Ma non era vero, pensò Winry davanti al cadavere. Non era vero. Perché due mani fatte per guarire avrebbero fatto sparire i lividi e le ferite dal viso di Ed, gli avrebbero rimesso in sesto le ossa rotte, il cranio sfondato dal muro di una casa. Due mani fatte per aggiustare avrebbero preso quei pezzi e li avrebbero riassemblati, rendendo loro la forma originaria. Due mani che facevano cose belle non si sarebbero limitate a stringere convulsamente gli ultimi abiti portati da Edward Elric, ad aggrapparsi a lui come se da ciò dipendesse l’esistenza dell’intero universo. In quel momento, Winry comprese perfettamente cosa aveva spinto Ed, Al e la maestra Izumi a mandare al diavolo le leggi dell’Alchimia per riavere ciò che amavano: anche lei, se solo avesse saputo come – e se avesse saputo che fosse possibile – l’avrebbe fatto. Avrebbe sacrificato gambe, braccia, mani solo per riavere Ed per un minuto, per salutarlo, per dirgli addio una volta per tutte.

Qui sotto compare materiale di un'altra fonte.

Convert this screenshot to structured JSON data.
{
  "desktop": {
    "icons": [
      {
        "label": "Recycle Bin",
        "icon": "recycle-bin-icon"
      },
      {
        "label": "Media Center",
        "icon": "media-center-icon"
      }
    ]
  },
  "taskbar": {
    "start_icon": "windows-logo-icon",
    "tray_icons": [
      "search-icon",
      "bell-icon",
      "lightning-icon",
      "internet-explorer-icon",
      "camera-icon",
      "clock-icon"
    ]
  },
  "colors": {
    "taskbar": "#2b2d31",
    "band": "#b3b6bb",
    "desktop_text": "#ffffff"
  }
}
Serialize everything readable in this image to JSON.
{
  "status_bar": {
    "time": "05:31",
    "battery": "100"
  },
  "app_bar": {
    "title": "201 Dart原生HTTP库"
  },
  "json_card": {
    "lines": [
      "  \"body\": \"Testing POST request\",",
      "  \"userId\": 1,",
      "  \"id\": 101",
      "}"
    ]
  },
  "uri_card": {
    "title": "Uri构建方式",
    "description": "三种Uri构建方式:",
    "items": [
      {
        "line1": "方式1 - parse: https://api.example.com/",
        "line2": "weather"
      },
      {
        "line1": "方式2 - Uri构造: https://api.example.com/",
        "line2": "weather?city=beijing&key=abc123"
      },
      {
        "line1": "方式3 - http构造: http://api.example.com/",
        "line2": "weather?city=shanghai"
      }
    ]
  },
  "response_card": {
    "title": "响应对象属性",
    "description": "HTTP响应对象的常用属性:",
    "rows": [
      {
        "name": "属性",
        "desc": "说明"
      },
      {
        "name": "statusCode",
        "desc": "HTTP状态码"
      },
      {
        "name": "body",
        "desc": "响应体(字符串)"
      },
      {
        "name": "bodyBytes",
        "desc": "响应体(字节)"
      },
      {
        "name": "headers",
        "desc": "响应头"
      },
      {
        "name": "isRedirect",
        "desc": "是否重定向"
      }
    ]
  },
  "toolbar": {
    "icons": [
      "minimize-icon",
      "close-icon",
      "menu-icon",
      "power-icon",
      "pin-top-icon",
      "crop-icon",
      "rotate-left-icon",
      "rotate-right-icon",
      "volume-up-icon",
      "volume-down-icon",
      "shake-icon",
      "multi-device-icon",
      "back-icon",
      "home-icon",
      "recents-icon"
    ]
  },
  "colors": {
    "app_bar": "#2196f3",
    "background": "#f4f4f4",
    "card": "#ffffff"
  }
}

Per non avere di fronte agli occhi l’immagine della porta chiusa dietro alle sue spalle, e nient’altro.
Invece Winry non poteva. Le sue mani si limitarono a tenere stretto il cappotto di Edward finché gli addetti dell’ospedale non la condussero fuori, quasi di peso. Vuota e impotente.
Sono inutile, Ed. Non sono fatta per guarire. Mi hai fatta piangere di nuovo. Mi hai mentito.
Mi hai sempre mentito.
Continuò a fissarsi le mani per un tempo interminabile. Le sue mani, vuote e impotenti come lei.
Ed le aveva sempre mentito, sempre. Ma senza quelle menzogne, Winry non sapeva più vivere.